Considerado prioritário pelo governo, o projeto passou a ser monitorado pelo Programa de Parcerias de Investimentos (PPI). Agora, depois de nova complementação dos estudos feita pelo Dnit, a expectativa é de que a licença prévia saia até o fim de março.
“Hoje estamos bem otimistas”, afirma a secretária de Apoio ao Licenciamento Ambiental do PPI, Rose Hofmann. Segundo ela, os principais questionamentos do Ibama foram superados e houve aprendizado de todos os lados ao longo do processo. “A gente espera que esse novo parecer [no fim do primeiro trimestre] seja o último.”
O Ministério da Infraestrutura informou que, com a realização do derrocamento do Pedral do Lourenço e de dragagem em outros 177 quilômetros de trechos da hidrovia contemplados no mesmo contrato, o corredor fluvial poderá duplicar de capacidade e transportar até 30 milhões de toneladas de cargas por ano.
Do ponto de vista do custo logístico e da redução de emissões de gases-estufa, o transporte hidroviário é imbatível. Um comboio-padrão, com nove barcaças juntas, pode carregar 19.100 toneladas de produtos. Isso é equivalente a 191 vagões em uma ferrovia ou a 708 carretas circulando por rodovia.
As sensibilidades ambientais das obras, no entanto, provocam dúvidas. Um dos questionamentos é se milhões de metros cúbicos de areia a serem retirados do leito do rio Tocantins podem ir parar nas praias onde tracajás e tartarugas-da-amazônia colocam seus ovos.
Outro ponto de preocupação é o futuro dos botos-do-araguaia, ameaçados de extinção. Uma contagem populacional feita pela Fundação Omacha e pelo Instituto Mamirauá, publicada em 2020, identificou apenas 1.083 botos em um trecho de 500 quilômetros da hidrovia. Existe o temor de que as obras e o maior trânsito de embarcações decretem o fim da espécie.
O Valor teve acesso ao relatório de uma vistoria presencial de equipe do Ibama, feita entre 23 e 25 de novembro, que aborda diversos pontos do licenciamento. Entre outros pontos, a vistoria verificou a presença de “grande quantidade de quelônios” (tartarugas) e a “existência de locais de nidificação” (ninhos) na região.
Para o ex-diretor da ONG International Rivers, Brent Millikan, que já visitou a região, falta rigor científico nos estudos que dimensionam os impactos das obras de aprofundamento do canal de navegação. Hoje consultor independente, Millikan explica que não há garantia de que o ciclo de reprodução das tartarugas e dos peixes será preservado após intervenção no habitat natural, além da preocupação com o efeito das explosões de rochas sobre a população de botos - animais hipersensíveis à emissão de ruídos debaixo d’água.
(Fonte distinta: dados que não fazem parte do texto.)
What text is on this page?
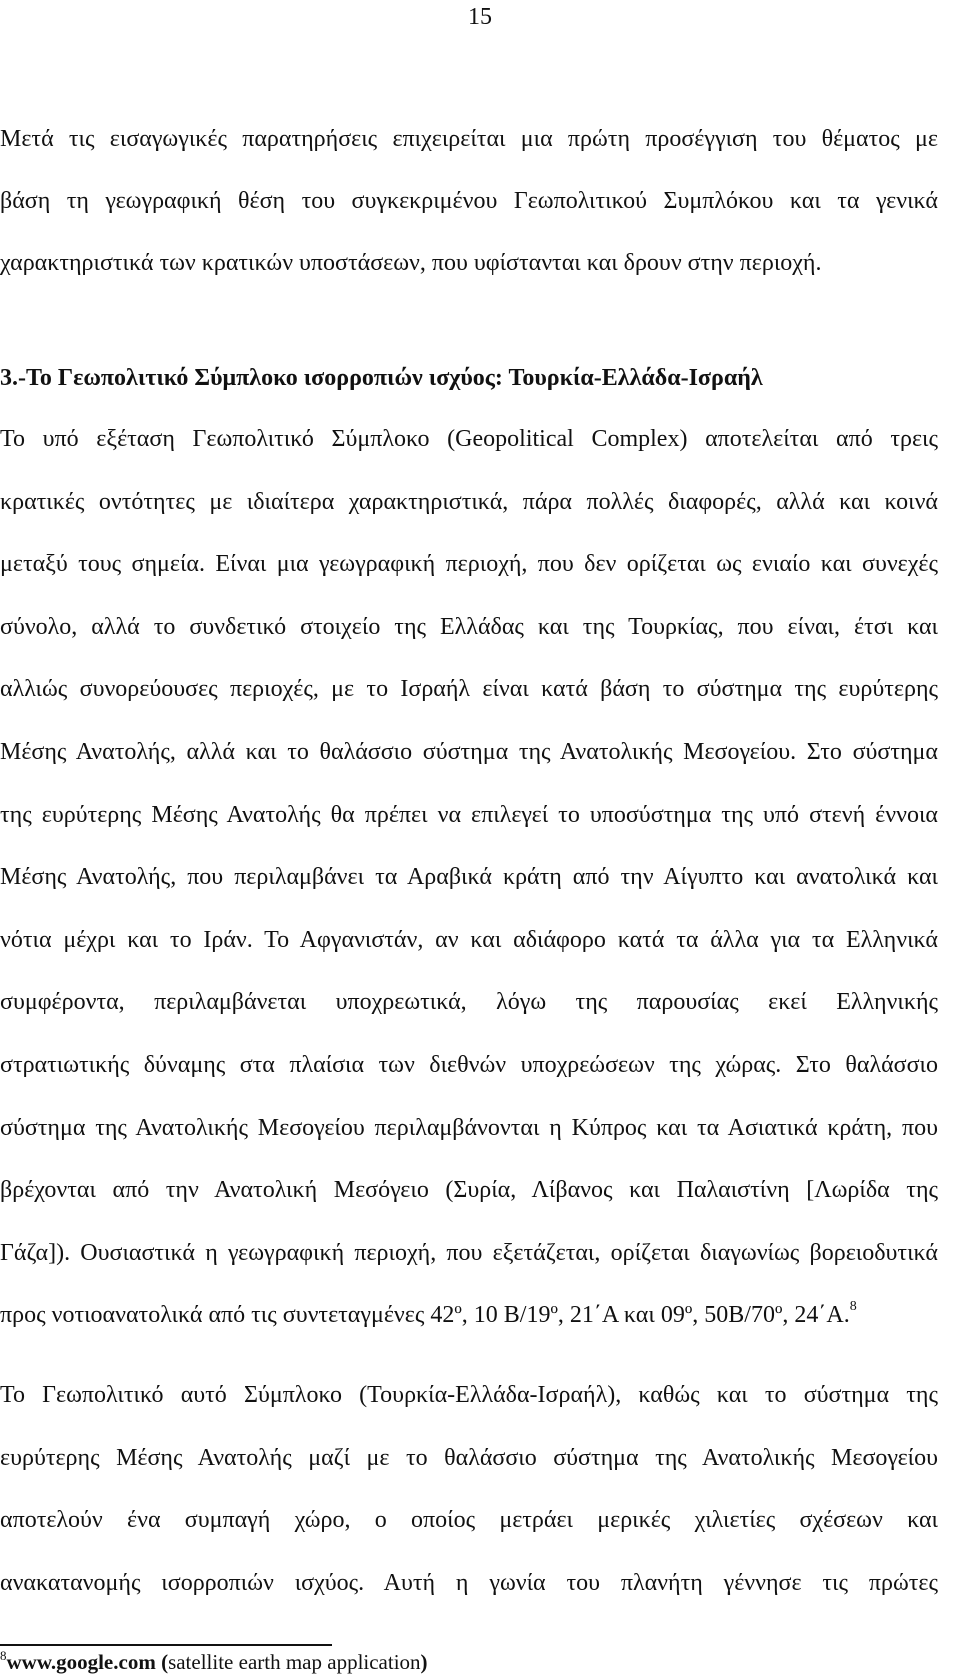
15
Μετά τις εισαγωγικές παρατηρήσεις επιχειρείται μια πρώτη προσέγγιση του θέματος με
βάση τη γεωγραφική θέση του συγκεκριμένου Γεωπολιτικού Συμπλόκου και τα γενικά
χαρακτηριστικά των κρατικών υποστάσεων, που υφίστανται και δρουν στην περιοχή.
3.-Το Γεωπολιτικό Σύμπλοκο ισορροπιών ισχύος: Τουρκία-Ελλάδα-Ισραήλ
Το υπό εξέταση Γεωπολιτικό Σύμπλοκο (Geopolitical Complex) αποτελείται από τρεις
κρατικές οντότητες με ιδιαίτερα χαρακτηριστικά, πάρα πολλές διαφορές, αλλά και κοινά
μεταξύ τους σημεία. Είναι μια γεωγραφική περιοχή, που δεν ορίζεται ως ενιαίο και συνεχές
σύνολο, αλλά το συνδετικό στοιχείο της Ελλάδας και της Τουρκίας, που είναι, έτσι και
αλλιώς συνορεύουσες περιοχές, με το Ισραήλ είναι κατά βάση το σύστημα της ευρύτερης
Μέσης Ανατολής, αλλά και το θαλάσσιο σύστημα της Ανατολικής Μεσογείου. Στο σύστημα
της ευρύτερης Μέσης Ανατολής θα πρέπει να επιλεγεί το υποσύστημα της υπό στενή έννοια
Μέσης Ανατολής, που περιλαμβάνει τα Αραβικά κράτη από την Αίγυπτο και ανατολικά και
νότια μέχρι και το Ιράν. Το Αφγανιστάν, αν και αδιάφορο κατά τα άλλα για τα Ελληνικά
συμφέροντα, περιλαμβάνεται υποχρεωτικά, λόγω της παρουσίας εκεί Ελληνικής
στρατιωτικής δύναμης στα πλαίσια των διεθνών υποχρεώσεων της χώρας. Στο θαλάσσιο
σύστημα της Ανατολικής Μεσογείου περιλαμβάνονται η Κύπρος και τα Ασιατικά κράτη, που
βρέχονται από την Ανατολική Μεσόγειο (Συρία, Λίβανος και Παλαιστίνη [Λωρίδα της
Γάζα]). Ουσιαστικά η γεωγραφική περιοχή, που εξετάζεται, ορίζεται διαγωνίως βορειοδυτικά
προς νοτιοανατολικά από τις συντεταγμένες 42º, 10 Β/19º, 21΄Α και 09º, 50Β/70º, 24΄Α.$^8$
Το Γεωπολιτικό αυτό Σύμπλοκο (Τουρκία-Ελλάδα-Ισραήλ), καθώς και το σύστημα της
ευρύτερης Μέσης Ανατολής μαζί με το θαλάσσιο σύστημα της Ανατολικής Μεσογείου
αποτελούν ένα συμπαγή χώρο, ο οποίος μετράει μερικές χιλιετίες σχέσεων και
ανακατανομής ισορροπιών ισχύος. Αυτή η γωνία του πλανήτη γέννησε τις πρώτες
$^8$www.google.com (satellite earth map application)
“Não sabemos se a expansão econômica projetada, com o aumento de capacidade da hidrovia, vai gerar nova ocupação de território e conflito fundiário com os povos tradicionais, sejam os ribeirinhos ou os indígenas da região.”
Ele diz que o rio Tocantins não recebeu uma análise mais atenta sobre o “impacto cumulativo”, que soma os efeitos das barragens de hidrelétricas à degradação da vegetação ao longo dos anos e, agora, ao projeto da hidrovia. “É preciso entender como o rio se comporta ao receber esse conjunto de intervenções, ver se isso dialoga com o plano de gestão e com o comitê da sua bacia hidrográfica.”